De tweede cd is opgenomen rond het Koororgel van Le Picard (1742), dat met zijn Frans- Barokke karakter en bescheiden omvang (12 stemmen) groots klinkt, mede door de goede akoestiek in het koor. Ook hier een afwisseling van literatuur en improvisaties, waarbij Sietze ook een uitstekend begeleider blijkt van zowel vocale als instrumentale muziek. Met de Roden Girl Choristers van echtgenote Sonja wordt er teruggegrepen op één van de oudste vormen van orgelgebruik: het alternerend improviseren op een Gregoriaans gezang. Deze hymne wordt heden ten dage nog gezongen als Psalm 141.
Eran Wajsenblum levert op de blokfluit een welluidende en aanzienlijke bijdrage met muziek van Bach en Jacob van Eyck. Triosonate 5 in C wordt hier uitgevoerd als versie in F waarbij de rechterhandpartij op blokfluit wordt vertolkt. Deze versie werd onlangs ook gespeeld op de LOSD in Utrecht door Gerard en Johanneke de Wit en de aanwezigen zullen zich nog wel herinneren dat dit een virtuoos spektakel was, zo ook hier!
Ook het oorspronkelijk voor klavecimbel geschreven Italiaanse Concerto is een feestelijke muzikale verrassing, waarbij het prachtige lyrische middendeel op de blokfluit wordt gespeeld.

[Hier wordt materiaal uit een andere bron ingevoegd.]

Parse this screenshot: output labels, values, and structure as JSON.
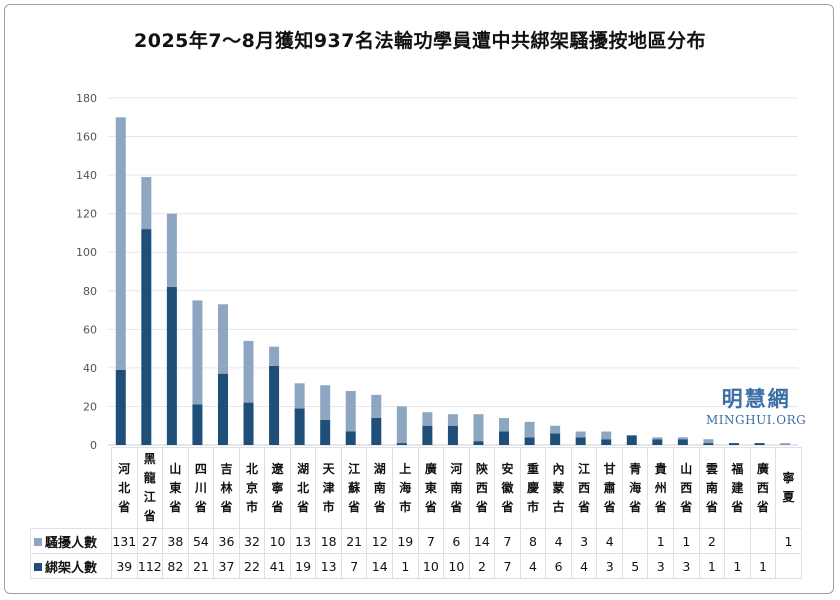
{
  "chart_data": {
    "type": "bar",
    "stacked": true,
    "title": "2025年7～8月獲知937名法輪功學員遭中共綁架騷擾按地區分布",
    "categories": [
      "河北省",
      "黑龍江省",
      "山東省",
      "四川省",
      "吉林省",
      "北京市",
      "遼寧省",
      "湖北省",
      "天津市",
      "江蘇省",
      "湖南省",
      "上海市",
      "廣東省",
      "河南省",
      "陝西省",
      "安徽省",
      "重慶市",
      "內蒙古",
      "江西省",
      "甘肅省",
      "青海省",
      "貴州省",
      "山西省",
      "雲南省",
      "福建省",
      "廣西省",
      "寧夏"
    ],
    "series": [
      {
        "name": "綁架人數",
        "color": "#1f4e79",
        "values": [
          39,
          112,
          82,
          21,
          37,
          22,
          41,
          19,
          13,
          7,
          14,
          1,
          10,
          10,
          2,
          7,
          4,
          6,
          4,
          3,
          5,
          3,
          3,
          1,
          1,
          1,
          null
        ]
      },
      {
        "name": "騷擾人數",
        "color": "#8fa6c2",
        "values": [
          131,
          27,
          38,
          54,
          36,
          32,
          10,
          13,
          18,
          21,
          12,
          19,
          7,
          6,
          14,
          7,
          8,
          4,
          3,
          4,
          null,
          1,
          1,
          2,
          null,
          null,
          1
        ]
      }
    ],
    "ylim": [
      0,
      180
    ],
    "yticks": [
      0,
      20,
      40,
      60,
      80,
      100,
      120,
      140,
      160,
      180
    ],
    "grid": true,
    "legend": "data-table"
  },
  "watermark": {
    "cn": "明慧網",
    "en": "MINGHUI.ORG"
  }
}
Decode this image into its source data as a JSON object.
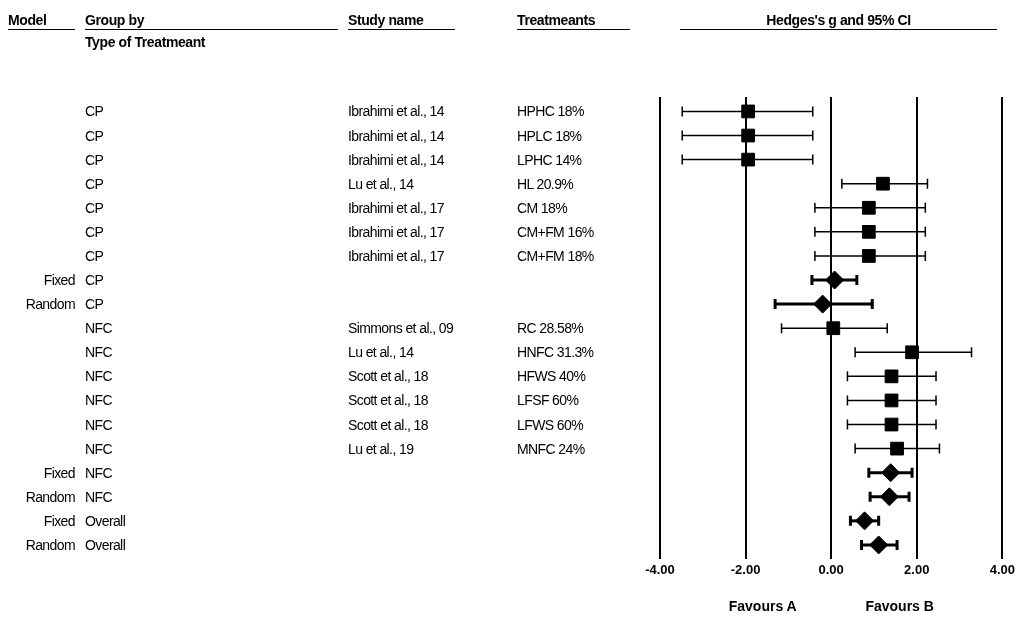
{
  "chart_data": [
    {
      "type": "other",
      "title": "Model",
      "categories": [
        null,
        null,
        null,
        null,
        null,
        null,
        null,
        "Fixed",
        "Random",
        null,
        null,
        null,
        null,
        null,
        null,
        "Fixed",
        "Random",
        "Fixed",
        "Random"
      ]
    },
    {
      "type": "other",
      "title": "Group by",
      "subtitle": "Type of Treatmeant",
      "categories": [
        "CP",
        "CP",
        "CP",
        "CP",
        "CP",
        "CP",
        "CP",
        "CP",
        "CP",
        "NFC",
        "NFC",
        "NFC",
        "NFC",
        "NFC",
        "NFC",
        "NFC",
        "NFC",
        "Overall",
        "Overall"
      ]
    },
    {
      "type": "other",
      "title": "Study name",
      "categories": [
        "Ibrahimi et al., 14",
        "Ibrahimi et al., 14",
        "Ibrahimi et al., 14",
        "Lu et al., 14",
        "Ibrahimi et al., 17",
        "Ibrahimi et al., 17",
        "Ibrahimi et al., 17",
        null,
        null,
        "Simmons et al., 09",
        "Lu et al., 14",
        "Scott et al., 18",
        "Scott et al., 18",
        "Scott et al., 18",
        "Lu et al., 19",
        null,
        null,
        null,
        null
      ]
    },
    {
      "type": "other",
      "title": "Treatmeants",
      "categories": [
        "HPHC 18%",
        "HPLC 18%",
        "LPHC 14%",
        "HL 20.9%",
        "CM 18%",
        "CM+FM 16%",
        "CM+FM 18%",
        null,
        null,
        "RC 28.58%",
        "HNFC 31.3%",
        "HFWS 40%",
        "LFSF 60%",
        "LFWS 60%",
        "MNFC 24%",
        null,
        null,
        null,
        null
      ]
    },
    {
      "type": "scatter",
      "title": "Hedges's g and 95% CI",
      "orientation": "horizontal",
      "categories": [
        null,
        null,
        null,
        null,
        null,
        null,
        null,
        null,
        null,
        null,
        null,
        null,
        null,
        null,
        null,
        null,
        null,
        null,
        null
      ],
      "series": [
        {
          "marker": "square",
          "color": "#000000",
          "values": [
            -1.94,
            -1.94,
            -1.94,
            1.21,
            0.88,
            0.88,
            0.88,
            null,
            null,
            0.05,
            1.89,
            1.41,
            1.41,
            1.41,
            1.54,
            null,
            null,
            null,
            null
          ],
          "errors": [
            [
              -3.48,
              -0.43
            ],
            [
              -3.48,
              -0.43
            ],
            [
              -3.48,
              -0.43
            ],
            [
              0.25,
              2.25
            ],
            [
              -0.38,
              2.2
            ],
            [
              -0.38,
              2.2
            ],
            [
              -0.38,
              2.2
            ],
            null,
            null,
            [
              -1.16,
              1.31
            ],
            [
              0.56,
              3.28
            ],
            [
              0.38,
              2.45
            ],
            [
              0.38,
              2.45
            ],
            [
              0.38,
              2.45
            ],
            [
              0.56,
              2.53
            ],
            null,
            null,
            null,
            null
          ]
        },
        {
          "marker": "diamond",
          "color": "#000000",
          "values": [
            null,
            null,
            null,
            null,
            null,
            null,
            null,
            0.08,
            -0.2,
            null,
            null,
            null,
            null,
            null,
            null,
            1.39,
            1.36,
            0.78,
            1.11
          ],
          "errors": [
            null,
            null,
            null,
            null,
            null,
            null,
            null,
            [
              -0.45,
              0.6
            ],
            [
              -1.31,
              0.96
            ],
            null,
            null,
            null,
            null,
            null,
            null,
            [
              0.88,
              1.89
            ],
            [
              0.91,
              1.82
            ],
            [
              0.45,
              1.11
            ],
            [
              0.71,
              1.54
            ]
          ]
        }
      ],
      "xlim": [
        -4,
        4
      ],
      "xticks": [
        {
          "value": -4,
          "label": "-4.00"
        },
        {
          "value": -2,
          "label": "-2.00"
        },
        {
          "value": 0,
          "label": "0.00"
        },
        {
          "value": 2,
          "label": "2.00"
        },
        {
          "value": 4,
          "label": "4.00"
        }
      ],
      "grid": "x",
      "annotations": [
        "Favours A",
        "Favours B"
      ]
    }
  ]
}
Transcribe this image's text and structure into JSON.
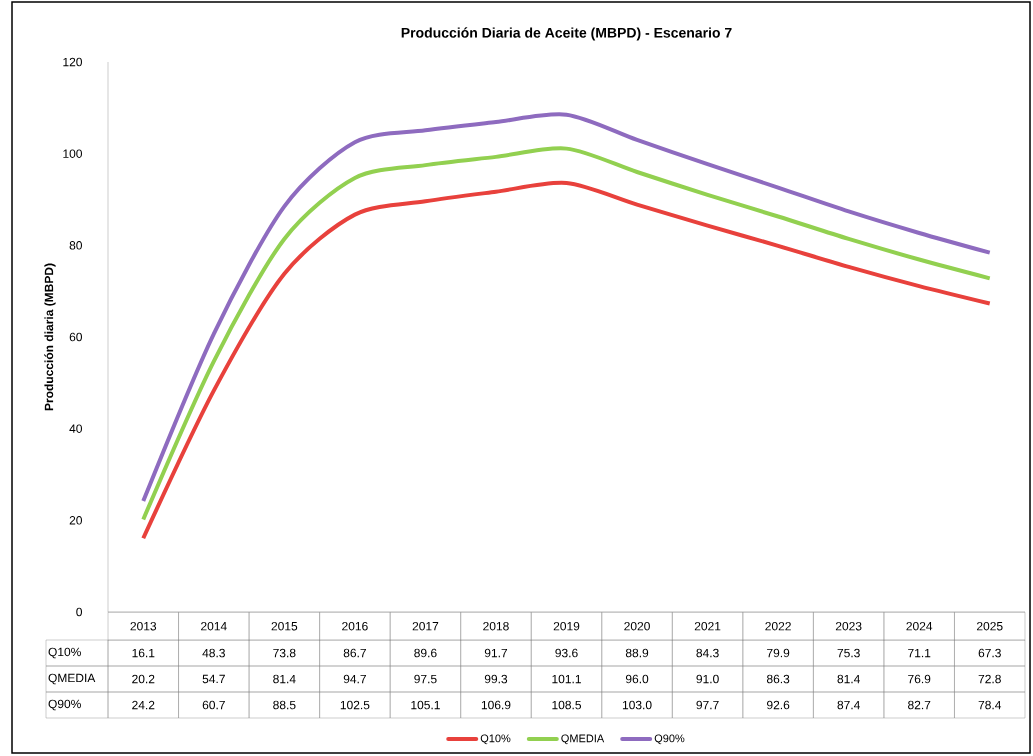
{
  "chart_data": {
    "type": "line",
    "title": "Producción Diaria de Aceite (MBPD) - Escenario 7",
    "ylabel": "Producción diaria (MBPD)",
    "categories": [
      "2013",
      "2014",
      "2015",
      "2016",
      "2017",
      "2018",
      "2019",
      "2020",
      "2021",
      "2022",
      "2023",
      "2024",
      "2025"
    ],
    "series": [
      {
        "name": "Q10%",
        "color": "#e8413c",
        "values": [
          16.1,
          48.3,
          73.8,
          86.7,
          89.6,
          91.7,
          93.6,
          88.9,
          84.3,
          79.9,
          75.3,
          71.1,
          67.3
        ],
        "value_labels": [
          "16.1",
          "48.3",
          "73.8",
          "86.7",
          "89.6",
          "91.7",
          "93.6",
          "88.9",
          "84.3",
          "79.9",
          "75.3",
          "71.1",
          "67.3"
        ]
      },
      {
        "name": "QMEDIA",
        "color": "#92d050",
        "values": [
          20.2,
          54.7,
          81.4,
          94.7,
          97.5,
          99.3,
          101.1,
          96.0,
          91.0,
          86.3,
          81.4,
          76.9,
          72.8
        ],
        "value_labels": [
          "20.2",
          "54.7",
          "81.4",
          "94.7",
          "97.5",
          "99.3",
          "101.1",
          "96.0",
          "91.0",
          "86.3",
          "81.4",
          "76.9",
          "72.8"
        ]
      },
      {
        "name": "Q90%",
        "color": "#8e6bbf",
        "values": [
          24.2,
          60.7,
          88.5,
          102.5,
          105.1,
          106.9,
          108.5,
          103.0,
          97.7,
          92.6,
          87.4,
          82.7,
          78.4
        ],
        "value_labels": [
          "24.2",
          "60.7",
          "88.5",
          "102.5",
          "105.1",
          "106.9",
          "108.5",
          "103.0",
          "97.7",
          "92.6",
          "87.4",
          "82.7",
          "78.4"
        ]
      }
    ],
    "ylim": [
      0,
      120
    ],
    "yticks": [
      0,
      20,
      40,
      60,
      80,
      100,
      120
    ],
    "legend": "bottom",
    "marker": "none",
    "line_style": "solid"
  }
}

Bij Psalm 33 van Jacob van Eyck wordt er ook teruggegrepen op de alternatimpraktijk, wat zorgt voor een boeiende afwisseling tussen orgel en blokfuit. Sietze begint en besluit deze cd met een improvisatie over Psalm 149: eerst een Prélude in Frans-klassieke stijl waarin er toch verrassend veel mogelijkheden blijken te zijn op dit bescheiden koororgel, en tot besluit een meer hedendaagse versie, met als titel Cantate Domino!
Het zal duidelijk zijn dat we hier (opnieuw) te maken hebben met een topproductie waarbij alles lijkt te kloppen: de ruimte, de orgels, de registraties (zijn na te gaan via www.jsbrecords.nl) het booklet, de opname en natuurlijk de uitvoerenden. Warm aanbevolen!